Relief is in sight for those parents whose wealthy ex-partners have used inventive ways to manage their affairs in order to shirk away from their child maintenance obligations.
Under the current system, if separated parents cannot agree how much child maintenance the absent parent (known as the paying parent) will pay, it is necessary for one parent to apply to the Child Maintenance Service for a statutory assessment. That assessment uses a formula based on the paying parent’s income, the number of children they are supporting and how many nights the child lives with them. However, there is a limit to what is classed as “income” for the purpose of the calculation, and furthermore the paying party’s capital assets, such as properties or cash held in bank accounts, do not feature at all.
Whilst many parents use the system without issue, there are some paying parents who are able to use their capital assets in ways to fund a lavish lifestyle but without that funding being considered as “income” within the narrow definition used by the Child Maintenance Service. This can lead to a perverse situation whereby an immensely rich paying party can enjoy a luxury lifestyle without having to pay any child maintenance whatsoever as they are assessed as having no income.
All this is about to change. On 29 November, new regulations were approved which come into effect on 13 December 2018 with the aim of closing down this loophole. Through these regulations, certain capital assets such as money, virtual currency, gold bars, land (except the payer’s main home), shares, gilts etc. with a value of at least £31,250 will feature in the maintenance calculation. In its simplest terms, the Child Maintenance Service will take 8% of the value of that particular asset and include that figure as ‘income’ within the maintenance assessment.

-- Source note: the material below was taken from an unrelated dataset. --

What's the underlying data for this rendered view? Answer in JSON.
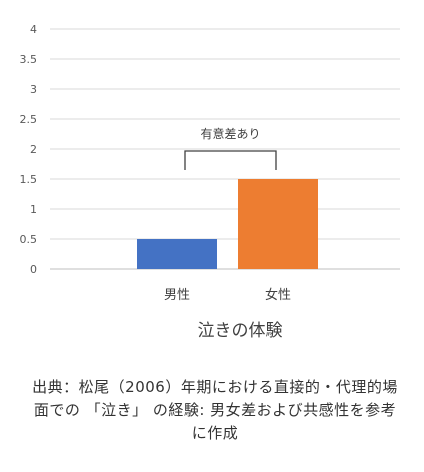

The new regulations bring in various other amendments but the other key inclusion within the regulations is an ability to confiscate the passport of somebody who fails to pay what they owe in child maintenance. This is an attempt to improve the enforcement rates which have been somewhat static in recent years.
As an additional measure, if a paying parent’s gross income is assessed as being £156,000 or more, the receiving parent can apply to the court for a “top up” order and increase the maintenance they are to receive in excess of the maintenance calculation. A receiving parent whose ex-partner’s income is just below £156,000 but who has other capital assets may wish to review their maintenance provision as they may be entitled to a top up.